|Day Presenting:||Monday 29 October|
|Session||Concurrent A1 – Governance|
|Presentation Title||Fish rots form the head|
Gone are the days of the benevolent directors who are providing a service to their community or their church. Directors of aged care companies are accountable for the millions of dollars that pass through their aged care services. Boards are also being made increasingly accountable for the clinical governance of their companies. It’s time Boards reflected the complexity of the organisations they govern.
Gone are the days of rewarding a board member with a pleasant Christmas dinner and a bottle of wine. Boards members are expecting to be remunerated. A board appointment generally occupies at least 8 hours per week of a directors time, time that should be remunerated. It’s time the value of an experienced Board members time was remunerated.
Gone are the days when a like minded group of people went onto a board to assist without being held accountable. All board members should be trained in board governance, a formal qualification should be mandatory.
Smaller aged care providers are not immune to the governance requirements and must ensure that they have the expertise advising them on both their corporate and clinical governance. A board has oversight of not only significant Government subsidies but also millions of resident’s dollars in the form of Accommodation Payments. Strict prudential oversight from a competent, qualified experienced board can minimise the exposure of providers.
Traditionally aged care providers have come from family businesses, through the church or community associations. Whilst the role of director in aged care has evolved with the increasing expectations on organisations to be able to demonstrate their governance systems, a total review of aged care governance should be on the top of every provider’s must do list.
Board members have corporate and personal exposure which cannot be taken lightly. Despite having Directors liability insurance, board members should be aware of their personal exposure when directing the strategic direction of an aged care provider. Failure to meet their obligations can result in significant personal loss, both financial and reputational.

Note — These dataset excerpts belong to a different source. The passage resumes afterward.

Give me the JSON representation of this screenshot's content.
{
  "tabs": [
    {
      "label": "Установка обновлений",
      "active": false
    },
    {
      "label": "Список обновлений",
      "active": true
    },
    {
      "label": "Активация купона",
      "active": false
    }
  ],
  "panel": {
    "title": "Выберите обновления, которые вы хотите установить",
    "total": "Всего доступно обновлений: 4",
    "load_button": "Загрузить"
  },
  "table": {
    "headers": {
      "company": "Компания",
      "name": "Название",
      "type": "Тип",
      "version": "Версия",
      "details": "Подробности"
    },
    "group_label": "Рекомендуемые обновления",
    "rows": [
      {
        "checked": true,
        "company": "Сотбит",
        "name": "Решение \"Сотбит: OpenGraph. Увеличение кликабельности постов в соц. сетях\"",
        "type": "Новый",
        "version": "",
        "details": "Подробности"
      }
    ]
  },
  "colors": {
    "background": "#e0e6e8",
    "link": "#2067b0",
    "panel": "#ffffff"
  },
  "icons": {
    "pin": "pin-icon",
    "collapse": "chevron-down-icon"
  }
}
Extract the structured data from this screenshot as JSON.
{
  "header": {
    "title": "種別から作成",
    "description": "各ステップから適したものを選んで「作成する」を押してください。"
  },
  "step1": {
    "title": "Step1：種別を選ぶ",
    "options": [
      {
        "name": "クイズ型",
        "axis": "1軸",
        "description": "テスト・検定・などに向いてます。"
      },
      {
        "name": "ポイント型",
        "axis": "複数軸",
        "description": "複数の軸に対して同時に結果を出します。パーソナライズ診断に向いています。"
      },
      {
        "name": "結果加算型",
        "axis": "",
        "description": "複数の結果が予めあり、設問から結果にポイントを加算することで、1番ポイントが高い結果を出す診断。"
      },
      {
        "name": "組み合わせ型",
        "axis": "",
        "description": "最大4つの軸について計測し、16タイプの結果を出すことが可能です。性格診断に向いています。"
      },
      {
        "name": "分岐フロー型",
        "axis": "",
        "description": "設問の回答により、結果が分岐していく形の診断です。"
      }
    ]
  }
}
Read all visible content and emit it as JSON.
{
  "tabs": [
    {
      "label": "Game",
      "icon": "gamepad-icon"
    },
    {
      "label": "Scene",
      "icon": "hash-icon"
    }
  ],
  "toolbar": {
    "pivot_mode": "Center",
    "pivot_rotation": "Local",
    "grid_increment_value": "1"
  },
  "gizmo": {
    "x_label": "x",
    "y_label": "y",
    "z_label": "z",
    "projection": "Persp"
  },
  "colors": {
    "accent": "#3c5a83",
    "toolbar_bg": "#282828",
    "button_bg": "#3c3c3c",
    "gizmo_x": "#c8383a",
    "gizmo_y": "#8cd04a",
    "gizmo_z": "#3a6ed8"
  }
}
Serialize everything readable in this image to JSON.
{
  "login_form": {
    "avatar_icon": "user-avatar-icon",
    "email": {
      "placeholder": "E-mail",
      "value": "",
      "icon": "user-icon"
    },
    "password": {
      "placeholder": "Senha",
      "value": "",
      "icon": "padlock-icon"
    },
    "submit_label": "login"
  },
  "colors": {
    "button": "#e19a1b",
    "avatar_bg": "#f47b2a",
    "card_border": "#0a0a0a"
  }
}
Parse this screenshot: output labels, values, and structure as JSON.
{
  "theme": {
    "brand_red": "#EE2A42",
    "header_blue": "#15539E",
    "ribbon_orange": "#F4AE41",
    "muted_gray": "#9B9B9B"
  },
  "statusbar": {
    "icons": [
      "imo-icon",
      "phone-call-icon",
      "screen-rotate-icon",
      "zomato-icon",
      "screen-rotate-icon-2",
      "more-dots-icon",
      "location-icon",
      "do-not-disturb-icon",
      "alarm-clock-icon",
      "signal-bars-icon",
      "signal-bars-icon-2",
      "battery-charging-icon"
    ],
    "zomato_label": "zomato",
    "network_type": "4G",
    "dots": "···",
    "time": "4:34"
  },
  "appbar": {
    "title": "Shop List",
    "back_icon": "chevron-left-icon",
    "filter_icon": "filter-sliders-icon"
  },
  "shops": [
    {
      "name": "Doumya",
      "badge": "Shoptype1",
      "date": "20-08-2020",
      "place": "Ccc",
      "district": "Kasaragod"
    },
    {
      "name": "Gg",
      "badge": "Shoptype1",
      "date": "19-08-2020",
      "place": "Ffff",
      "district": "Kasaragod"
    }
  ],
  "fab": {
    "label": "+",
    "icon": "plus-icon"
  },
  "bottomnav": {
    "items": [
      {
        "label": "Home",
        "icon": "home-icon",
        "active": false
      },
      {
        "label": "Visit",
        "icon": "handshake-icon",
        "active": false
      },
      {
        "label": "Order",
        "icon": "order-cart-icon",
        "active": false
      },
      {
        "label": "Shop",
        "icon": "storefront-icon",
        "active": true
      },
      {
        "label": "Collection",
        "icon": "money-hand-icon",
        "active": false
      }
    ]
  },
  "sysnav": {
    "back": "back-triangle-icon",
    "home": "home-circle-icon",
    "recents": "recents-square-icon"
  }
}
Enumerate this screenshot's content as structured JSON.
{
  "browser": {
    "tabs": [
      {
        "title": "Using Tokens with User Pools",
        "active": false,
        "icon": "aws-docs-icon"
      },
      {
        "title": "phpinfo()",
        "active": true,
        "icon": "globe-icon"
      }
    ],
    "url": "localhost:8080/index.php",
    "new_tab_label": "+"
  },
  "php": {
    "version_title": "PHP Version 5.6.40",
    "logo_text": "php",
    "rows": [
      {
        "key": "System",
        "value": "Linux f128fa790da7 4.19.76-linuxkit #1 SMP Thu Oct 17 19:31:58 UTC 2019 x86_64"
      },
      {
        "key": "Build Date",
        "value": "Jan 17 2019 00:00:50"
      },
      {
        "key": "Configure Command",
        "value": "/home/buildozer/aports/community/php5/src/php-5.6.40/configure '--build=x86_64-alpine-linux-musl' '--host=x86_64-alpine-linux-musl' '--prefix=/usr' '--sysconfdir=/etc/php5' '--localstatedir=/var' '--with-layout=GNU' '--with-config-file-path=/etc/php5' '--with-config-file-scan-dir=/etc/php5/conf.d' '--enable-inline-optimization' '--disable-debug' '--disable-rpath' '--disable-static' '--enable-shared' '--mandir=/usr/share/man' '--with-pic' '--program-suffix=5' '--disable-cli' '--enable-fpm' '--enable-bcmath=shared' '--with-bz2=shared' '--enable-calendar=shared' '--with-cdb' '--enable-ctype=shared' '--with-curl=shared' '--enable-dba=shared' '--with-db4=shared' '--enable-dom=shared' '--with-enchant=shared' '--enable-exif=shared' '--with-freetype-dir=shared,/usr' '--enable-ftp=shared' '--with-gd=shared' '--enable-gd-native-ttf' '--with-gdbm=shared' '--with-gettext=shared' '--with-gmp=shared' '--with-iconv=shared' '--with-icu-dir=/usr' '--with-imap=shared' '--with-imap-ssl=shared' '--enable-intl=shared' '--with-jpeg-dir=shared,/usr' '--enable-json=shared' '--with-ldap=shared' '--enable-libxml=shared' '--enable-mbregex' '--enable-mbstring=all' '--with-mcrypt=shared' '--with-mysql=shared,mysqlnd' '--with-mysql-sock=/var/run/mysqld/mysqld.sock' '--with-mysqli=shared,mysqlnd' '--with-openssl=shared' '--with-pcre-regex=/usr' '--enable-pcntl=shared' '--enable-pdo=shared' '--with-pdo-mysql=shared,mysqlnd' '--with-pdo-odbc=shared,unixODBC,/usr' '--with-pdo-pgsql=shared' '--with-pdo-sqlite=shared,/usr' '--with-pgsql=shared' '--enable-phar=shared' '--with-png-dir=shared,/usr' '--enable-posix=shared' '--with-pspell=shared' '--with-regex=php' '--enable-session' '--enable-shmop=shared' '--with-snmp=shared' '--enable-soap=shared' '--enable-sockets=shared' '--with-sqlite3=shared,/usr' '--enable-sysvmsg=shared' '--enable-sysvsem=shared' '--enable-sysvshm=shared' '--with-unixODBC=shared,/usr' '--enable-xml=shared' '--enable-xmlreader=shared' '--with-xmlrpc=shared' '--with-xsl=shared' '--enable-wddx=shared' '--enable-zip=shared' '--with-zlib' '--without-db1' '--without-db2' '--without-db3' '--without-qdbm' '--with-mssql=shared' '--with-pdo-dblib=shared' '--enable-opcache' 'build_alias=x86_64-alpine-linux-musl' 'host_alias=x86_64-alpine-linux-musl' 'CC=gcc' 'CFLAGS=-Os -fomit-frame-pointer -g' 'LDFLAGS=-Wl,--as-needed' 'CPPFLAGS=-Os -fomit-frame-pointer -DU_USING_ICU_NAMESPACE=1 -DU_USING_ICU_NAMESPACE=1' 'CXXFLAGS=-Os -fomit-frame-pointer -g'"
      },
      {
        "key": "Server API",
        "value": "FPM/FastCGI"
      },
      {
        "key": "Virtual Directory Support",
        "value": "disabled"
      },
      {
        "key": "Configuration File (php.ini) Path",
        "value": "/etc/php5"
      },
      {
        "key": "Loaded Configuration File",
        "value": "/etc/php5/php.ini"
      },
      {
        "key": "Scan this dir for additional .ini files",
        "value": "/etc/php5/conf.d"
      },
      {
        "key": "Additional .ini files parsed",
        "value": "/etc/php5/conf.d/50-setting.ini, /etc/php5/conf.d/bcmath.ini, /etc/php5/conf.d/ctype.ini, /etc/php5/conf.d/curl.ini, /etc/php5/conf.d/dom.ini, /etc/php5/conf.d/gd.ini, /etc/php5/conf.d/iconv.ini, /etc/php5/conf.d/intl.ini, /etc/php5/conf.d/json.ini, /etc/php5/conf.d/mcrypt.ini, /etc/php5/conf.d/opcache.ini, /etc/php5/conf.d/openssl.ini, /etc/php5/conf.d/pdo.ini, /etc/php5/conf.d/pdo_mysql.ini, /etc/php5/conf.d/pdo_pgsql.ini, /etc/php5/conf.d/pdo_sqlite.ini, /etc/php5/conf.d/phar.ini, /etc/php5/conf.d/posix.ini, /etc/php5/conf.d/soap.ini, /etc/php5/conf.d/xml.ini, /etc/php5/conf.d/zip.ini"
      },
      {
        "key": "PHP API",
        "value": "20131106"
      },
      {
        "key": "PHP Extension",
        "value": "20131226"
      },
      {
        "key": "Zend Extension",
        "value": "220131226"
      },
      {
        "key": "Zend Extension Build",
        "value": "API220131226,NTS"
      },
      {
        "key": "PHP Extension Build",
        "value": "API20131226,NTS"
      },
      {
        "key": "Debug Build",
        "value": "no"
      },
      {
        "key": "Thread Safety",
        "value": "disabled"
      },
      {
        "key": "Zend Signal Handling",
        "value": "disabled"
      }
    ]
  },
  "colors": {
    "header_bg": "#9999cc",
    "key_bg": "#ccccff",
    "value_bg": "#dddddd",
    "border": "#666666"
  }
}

This presentation will look at case studies as they apply to boards both in the Not for Profit and Commercial aged care organisations. From large providers to growing family businesses. No organisation is immune from the requirements to demonstrate effective corporate and clinical governance.
Sabine Phillips is a Partner at Gadens Lawyers, who specialises in health and aged care law. Sabine has a Masters degree in Organisational Behaviour and a Masters of Laws (Legal Practice) Sabine is also a registered nurse (non practising) and has been on numerous boards including a State Health Board for 9 years, the National Australian Children’s Education and Care Quality Authority board, a board member of Alzheimers Australia (Victoria) until the recent changes to Dementia Australia, several aged care boards and is currently a board member of Uniting Agewell Victoria and Tasmania. Sabine’s key areas of expertise are corporate and clinical governance, regulatory compliance, dispute resolution, risk management and organisational reviews. Sabine has also been a provider of residential aged care services and an inaugural assessor with the Agency at its inception and first round of accreditation in 2000. Sabine is also a Fellow of the AICD.